Im Februar 2019 leitete die Ermittlungsbehörde der Russischen Föderation ein Strafverfahren gegen 18 Männer und 1 Frau aus Surgut ein (darunter befand sich eine Person, die irrtümlich für einen Zeugen Jehovas gehalten wurde). In ihren Wohnungen fanden Hausdurchsuchungen statt. Während der Vernehmungen wurden 7 Gläubige Opfer von Gewalt. Artur Sewerintschnik kam für 29 Tage ins Untersuchungsgefängnis, Jewgeni Fedin und Sergei Loginow für 56 Tage.

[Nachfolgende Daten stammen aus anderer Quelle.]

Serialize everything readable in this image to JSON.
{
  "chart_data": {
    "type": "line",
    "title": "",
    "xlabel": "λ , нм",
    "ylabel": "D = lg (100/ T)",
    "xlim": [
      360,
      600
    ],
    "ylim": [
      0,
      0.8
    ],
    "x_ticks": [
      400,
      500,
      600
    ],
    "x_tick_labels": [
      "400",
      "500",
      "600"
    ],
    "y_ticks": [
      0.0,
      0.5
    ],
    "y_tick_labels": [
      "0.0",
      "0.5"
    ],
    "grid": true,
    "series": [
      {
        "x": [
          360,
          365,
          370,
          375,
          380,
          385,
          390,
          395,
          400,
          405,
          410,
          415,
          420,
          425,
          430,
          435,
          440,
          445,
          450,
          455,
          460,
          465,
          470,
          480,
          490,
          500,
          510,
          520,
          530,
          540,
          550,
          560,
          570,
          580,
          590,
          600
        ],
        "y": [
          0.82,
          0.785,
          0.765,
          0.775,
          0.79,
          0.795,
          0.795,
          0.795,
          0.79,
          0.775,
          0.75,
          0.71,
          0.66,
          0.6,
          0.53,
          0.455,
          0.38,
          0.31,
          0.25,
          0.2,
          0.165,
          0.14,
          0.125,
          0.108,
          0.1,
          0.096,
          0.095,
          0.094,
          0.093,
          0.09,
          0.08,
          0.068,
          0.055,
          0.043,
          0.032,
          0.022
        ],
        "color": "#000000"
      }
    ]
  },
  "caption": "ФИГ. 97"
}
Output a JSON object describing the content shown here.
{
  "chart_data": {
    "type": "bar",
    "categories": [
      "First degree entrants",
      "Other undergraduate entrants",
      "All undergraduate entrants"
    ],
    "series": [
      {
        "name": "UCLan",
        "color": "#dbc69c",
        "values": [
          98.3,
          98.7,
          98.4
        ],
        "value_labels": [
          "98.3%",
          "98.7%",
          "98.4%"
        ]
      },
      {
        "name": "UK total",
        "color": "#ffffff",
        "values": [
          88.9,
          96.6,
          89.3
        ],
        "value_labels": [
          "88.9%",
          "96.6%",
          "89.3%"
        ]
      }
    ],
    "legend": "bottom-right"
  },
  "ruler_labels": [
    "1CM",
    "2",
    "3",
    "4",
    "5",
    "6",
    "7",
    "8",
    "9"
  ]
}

Timofei Schukow wurde rechtswidrig für 14 Tage in eine psychiatrische Klinik eingewiesen. Wegen der Misshandlungen wandten sich die Gläubigen mit Beschwerden an die Ermittlungsbehörde, den EGMR und den Menschenrechtsbeauftragten; zudem fand eine Pressekonferenz mit Menschenrechtsaktivisten statt. Dennoch wurde keiner der Ermittlungsbeamten zur Verantwortung gezogen. Im Oktober 2021 gingen die Unterlagen des Verfahrens, das 2020 separat abgetrennt worden war, ans Gericht. Zwei Jahre später verurteilte das Gericht alle Gläubigen zu Bewährungsstrafen zwischen 4 und 7 Jahren. Im Februar 2025 bestätigte das Berufungsgericht das Urteil. Wenige Monate später erfuhr Igor Petrow, dass ihm die russische Staatsbürgerschaft aberkannt worden war. Er focht dies an, und im Juni 2026 stellte das Gericht des Autonomen Kreises Chanty-Mansi seine Rechte wieder her.